Per il banchiere bresciano questa impopolarità  deve indurre le banche «a valutare a fondo le ragioni serie a cui porre rimedio e quelle a cui bisogna porre rimedio con una maggiore attenzione alla comunicazione, perché molte di queste ragioni, se ci fosse maggiore comunicazione, cadrebbero». 
In ogni caso, osserva, non bisognerebbe generalizzare: «Come sempre si fa di tutta un’erba un fascio — ha detto il banchiere — : la gente accomuna le banche americane a quelle europee e a quelle italiane senza alcuna distinzione. Ma la crisi è nata dal sistema finanziario, in particolare dalle banche americane.
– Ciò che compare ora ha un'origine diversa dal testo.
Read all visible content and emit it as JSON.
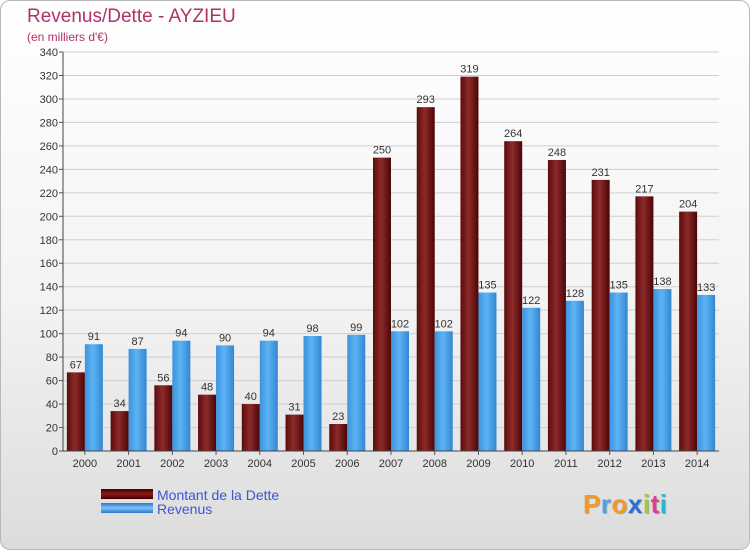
{
  "header": {
    "title": "Revenus/Dette - AYZIEU",
    "subtitle": "(en milliers d'€)"
  },
  "chart_data": {
    "type": "bar",
    "title": "Revenus/Dette - AYZIEU",
    "subtitle": "(en milliers d'€)",
    "categories": [
      "2000",
      "2001",
      "2002",
      "2003",
      "2004",
      "2005",
      "2006",
      "2007",
      "2008",
      "2009",
      "2010",
      "2011",
      "2012",
      "2013",
      "2014"
    ],
    "series": [
      {
        "name": "Montant de la Dette",
        "color": "#7a1a1a",
        "values": [
          67,
          34,
          56,
          48,
          40,
          31,
          23,
          250,
          293,
          319,
          264,
          248,
          231,
          217,
          204
        ]
      },
      {
        "name": "Revenus",
        "color": "#4aa3e8",
        "values": [
          91,
          87,
          94,
          90,
          94,
          98,
          99,
          102,
          102,
          135,
          122,
          128,
          135,
          138,
          133
        ]
      }
    ],
    "ylim": [
      0,
      340
    ],
    "yticks": [
      0,
      20,
      40,
      60,
      80,
      100,
      120,
      140,
      160,
      180,
      200,
      220,
      240,
      260,
      280,
      300,
      320,
      340
    ],
    "grid": true,
    "data_labels": true,
    "legend_position": "bottom-left"
  },
  "legend": {
    "debt_label": "Montant de la Dette",
    "revenue_label": "Revenus"
  },
  "logo": {
    "letters": [
      "P",
      "r",
      "o",
      "x",
      "i",
      "t",
      "i"
    ],
    "colors": [
      "#f39a1f",
      "#4aa3e8",
      "#f39a1f",
      "#2b6fd6",
      "#9acd32",
      "#e23d8c",
      "#2bb7c9"
    ]
  }
}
Se non si fa una distinzione tra le diverse situazioni, anche le banche italiane risentono ingiustamente delle accuse rivolte alle banche americane di avere procurato la crisi». 
A distanza di quattro anni dall’inizio di questo periodo, sostiene Bazoli, «le banche italiane sembrano il capro espiatorio della crisi: ci sono molte ragioni che vanno indagate per essere respinte. Però io credo che le banche debbano fare un esame di coscienza a fondo per vedere le ragioni vere da cui deriva questa impopolarità  per porvi rimedio». 
Intanto la giornata di ieri è parsa tra le più difficili sul piano internazionale e non solo: si è passati dalle pessime stime dell’Ocse per il Pil (Prodotto interno lordo) italiano, che valuta per il primo trimestre in contrazione dell’1,6%, fino al brusco calo (-3,3%) di Piazza Affari, passando per la tensione sui titoli di Stato, con lo spread che ha chiuso sopra quota 340 punti. Certo il problema non è solo l’Italia e la riforma del lavoro che sta mettendo in difficoltà  la tenuta del governo: pesano i timori sul salvataggio della Grecia, lo spettro di una ristrutturazione del debito della Spagna e del Portogallo. 
«Per uscire dalla recessione — ha dichiarato Passera — dobbiamo accelerare su tutte le riforme strutturali in programma e su tutte le leve della crescita». Solo così, ha aggiunto il ministro in un successivo intervento al congresso dell’Ugl, già  nel 2012 saranno possibili «cambi di velocità » sul fronte della crisi economica.